Il renonça à jouer du violon sur les toits dans l’époque même de sa vie où cette occupation, de sa part, eût pu, somme toute, être tenue pour admissible, raisonnable… Ce grand enfant était nonagénaire et la Vieille avait plus de vingt ans… Elle aussi avait cessé d’aller faire à sa manière de la musique sur les toits, les nuits de lune ou autres. Ils avaient atteint tous deux cet âge où la somme des espérances se montre cruellement inégale à balancer le poids des souvenirs, et où, hommes et chats, femmes et chattes, nous n’adressons plus de secrets recours qu’à la grande Amie ténébreuse qui est là pour remettre les choses en place, rééquilibrer la balance en supprimant les souvenirs et l’espérance, ou en renforçant celle-ci sans enlever aucun prix à ceux-là, en nous priant d’avoir confiance en Elle ou en nous invitant goguenardement à nous aller faire pendre ailleurs.

La Vieille mourut comme d’autres entreprennent une série de pensées ou inaugurent un rêve, sans en avoir trop l’air, en s’immobilisant et en se repliant sur elle-même. Ce fut même pourquoi on ne la porta très longtemps que comme disparue. Elle avait tant procréé qu’elle semblait, quand on retrouva son cadavre auprès d’une pile de vieux sacs, n’avoir ajouté que sa propre vie aux innombrables autres dont le monde avait été accru par elle…

Elle était « exténuée », comme l’on dit, un peu au sud de chez nous, des vieux pins saignés à blanc et dont la résine est désormais tarie. Nulle putréfaction.
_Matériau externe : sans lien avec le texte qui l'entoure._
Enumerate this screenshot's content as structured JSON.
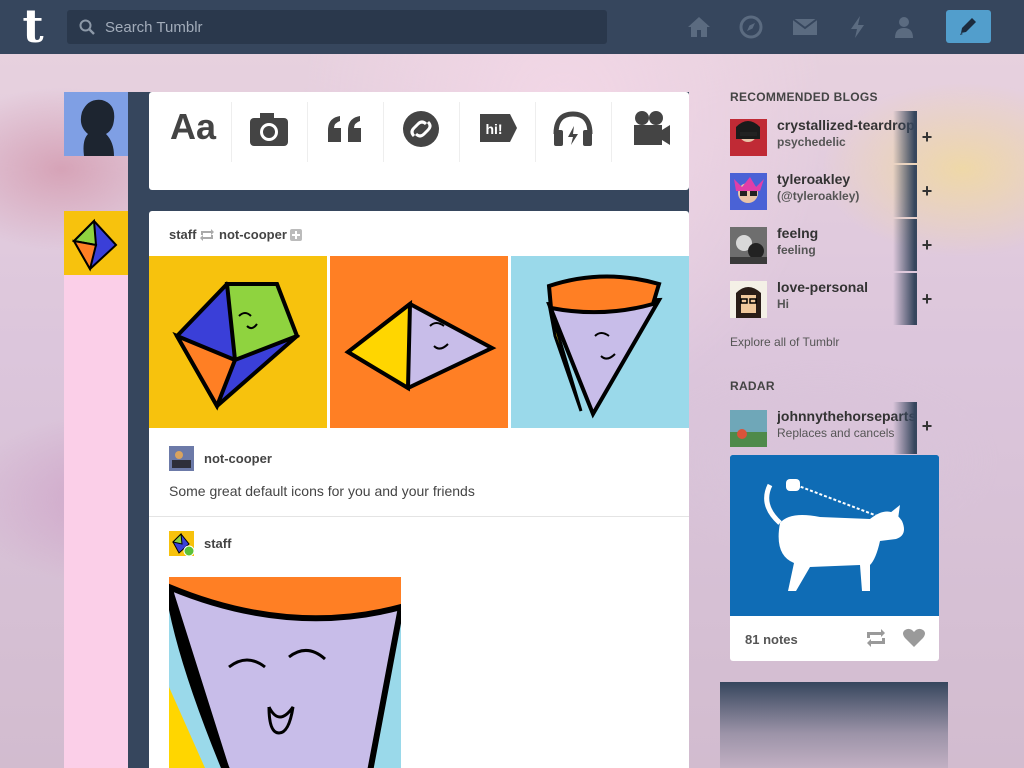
{
  "header": {
    "logo": "t",
    "search_placeholder": "Search Tumblr",
    "nav_icons": [
      "home-icon",
      "explore-compass-icon",
      "inbox-mail-icon",
      "activity-lightning-icon",
      "account-person-icon"
    ],
    "compose_icon": "pencil-icon"
  },
  "post_types": [
    {
      "label": "Aa",
      "icon": "text-icon"
    },
    {
      "icon": "camera-icon"
    },
    {
      "icon": "quote-icon"
    },
    {
      "icon": "link-icon"
    },
    {
      "label": "hi!",
      "icon": "chat-icon"
    },
    {
      "icon": "audio-headphones-icon"
    },
    {
      "icon": "video-camera-icon"
    }
  ],
  "post": {
    "rebloged_by": "staff",
    "original_author": "not-cooper",
    "reblog_author": "not-cooper",
    "caption": "Some great default icons for you and your friends",
    "commenter": "staff",
    "colors": {
      "tile1": "#f7c20d",
      "tile2": "#ff7f24",
      "tile3": "#9ad9ea"
    }
  },
  "sidebar": {
    "recommended_title": "RECOMMENDED BLOGS",
    "recommended": [
      {
        "name": "crystallized-teardrop",
        "subtitle": "psychedelic"
      },
      {
        "name": "tyleroakley",
        "subtitle": "(@tyleroakley)"
      },
      {
        "name": "feelng",
        "subtitle": "feeling"
      },
      {
        "name": "love-personal",
        "subtitle": "Hi"
      }
    ],
    "explore": "Explore all of Tumblr",
    "radar_title": "RADAR",
    "radar": {
      "name": "johnnythehorseparts",
      "subtitle": "Replaces and cancels",
      "notes": "81 notes"
    }
  }
}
Sa dépouille ressemblait à un sac mince et plat de fourrure miteuse, râpée, qui avait — ô ironie du sort pour les animaux comme pour les hommes ! — servi de gîte confortable à un ménage de souris et à leurs souriceaux aveugles encore…

Ceux-ci furent jetés à l’égout en même temps que la carcasse pelucheuse de la Vieille

Durant les jours qui suivirent cet événement, je fis une assez piteuse figure, à cause de ce massacre d’innocents souriceaux ; les miens s’en inquiétèrent ; mais j’ai toujours eu, du ridicule, un sentiment aigu, et qui m’en a inspiré une inguérissable horreur : il me parut bien plus honorable, puisque j’étais dans l’âge où l’on se doit d’aimer les sourires des filles, de laisser vaguement soupçonner dans mon entourage que je souffrais d’une passion contrariée.

3

Roussotte. — Des innombrables descendants de la Vieille, une seule chatte demeurait dans la maison, les autres ayant été sacrifiés aux nymphes du Lot ; ou bien, n’ayant pas été soupçonnés, ils s’étaient offert la fantaisie de récupérer l’état sauvage, tout au moins vagabond.

Ce fut un peu par hasard que la Roussotte tenta de franchir, dans son monde, l’étape, telle que l’a définie M. Paul Bourget ; fille d’une misérable et touchante pauvresse, elle était devenue le jouet de deux petits enfants très gâtés et très capricieux ; elle dédaigna la chasse aux rats et connut l’usage des lits et des fauteuils… Une pimbêche, dans le fond, et une mijaurée !

Mais elle était bonne mère, même avec les petits des autres chattes, et je lui en garde beaucoup de tendresse.

Quand elle devint « sale », ce qui n’est permis qu’aux hommes et aux chats vagabonds, il fallut bien se débarrasser de cette parvenue, de cette personne qui s’était cru trop tôt permis l’abord et la fréquentation des lits et des fauteuils.